Saturday night. Last night. I stayed with her. In the middle of the night she was moved into the ICU. The best doctors. The best facilities anywhere. They couldn’t quite figure out what she had. We all had to gown and mask up in an isolation room. Oxygen seemed to ease and relax her breathing. Still chatty and sharp as a tack. I slept a little. Nurses came and went as the night dragged on. Two weeks ago she had been gallivanting around on a holiday with a friend in Cairns, out to the Reef, to the Daintree.
Down at the creek. Water streamed and bubbled between rocks. My brother and I had come down here a month or two before in a storm. The creek had been in flood. I was all for pole vaulting the narrowest point in the rapids but eventually we did a bushwalkers river crossing over the torrent. Mum had enjoyed telling all her friends about her grown up boys taking silly risks in her creek. Over the years she had taken all the grandkids down there to play and explore. And when they were older on longer walks on the fire trails beyond.
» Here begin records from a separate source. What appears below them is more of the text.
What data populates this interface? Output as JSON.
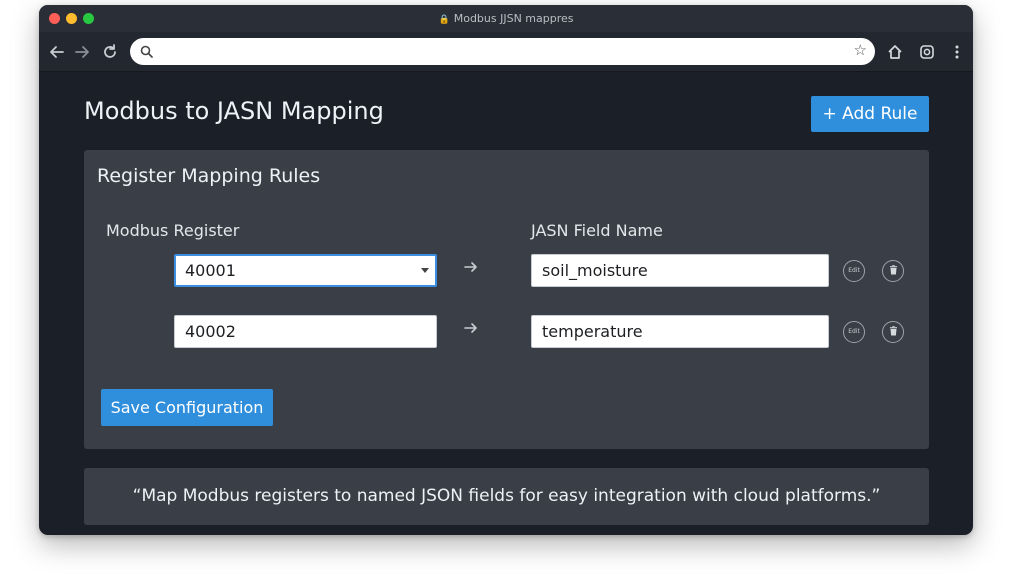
{
  "window": {
    "title": "Modbus JJSN mappres"
  },
  "toolbar": {
    "back_icon": "back-arrow-icon",
    "forward_icon": "forward-arrow-icon",
    "reload_icon": "reload-icon",
    "search_placeholder": "",
    "bookmark_icon": "star-icon",
    "home_icon": "home-icon",
    "extension_icon": "extension-icon",
    "menu_icon": "kebab-menu-icon"
  },
  "page": {
    "title": "Modbus to JASN Mapping",
    "add_rule_label": "+ Add Rule"
  },
  "panel": {
    "title": "Register Mapping Rules",
    "columns": {
      "register": "Modbus Register",
      "field": "JASN Field Name"
    },
    "rows": [
      {
        "register": "40001",
        "field": "soil_moisture",
        "edit_label": "Edit"
      },
      {
        "register": "40002",
        "field": "temperature",
        "edit_label": "Edit"
      }
    ],
    "save_label": "Save Configuration"
  },
  "note": {
    "text": "“Map Modbus registers to named JSON fields for easy integration with cloud platforms.”"
  },
  "colors": {
    "accent": "#2f8fdd",
    "background": "#1b2028",
    "panel": "#3a3f47"
  }
}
Sunday afternoon. She knew. We all knew. The doctors knew. There was no coming back. The family. In turn we chatted with her. Said goodbye. Said what we needed to say. Surrounded her with love. We cried. Held hands. Hugged. She tired. Laughed and joked. Was strong. Clear eyed. Unflinching.
We walked back up the track then branched off on a faint little footpad through the scrub. This took us to the smaller side creek. It was darker in here. Less light. Moist and shaded. We’d been through here with Mum. After rain. The small stream had gurgled. Bushes crowded the banks so Mum led us up through the water, over slippery rocks, to a small grotto. Moss covered rocks. A tiny cascade. Miniature ferns. We worried that she would slip or fall or hurt herself. She wanted us to know it and to lead us through with an adventurist sparkle in her eye. This was a special place. Hidden. Protected.
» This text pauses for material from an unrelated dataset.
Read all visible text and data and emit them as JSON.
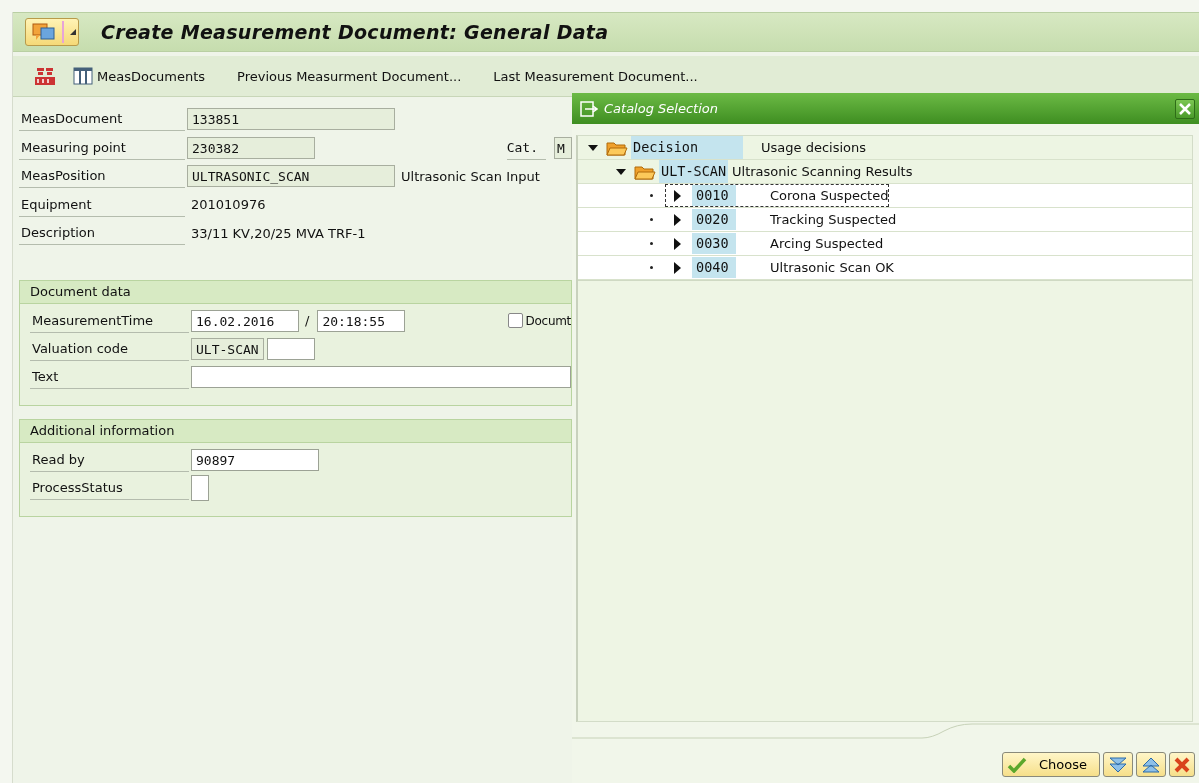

Monday morning. She had held on fiercely. The last two grandkids had arrived. Lucid. More time to say goodbyes again. She told us the last day or two had been the best of her life. More hugs and laughs and tears.
Up towards the rock shelf on the way home lorikeets started piping to one another, filling the bush with song.
Sunday late afternoon. We all learned how to say “Ta tah” from life with grace and love as we held her hands and she left us. Outside her room as we cried and hugged the sun blazed the most beautiful sunset across the whole sky in the west above her bush.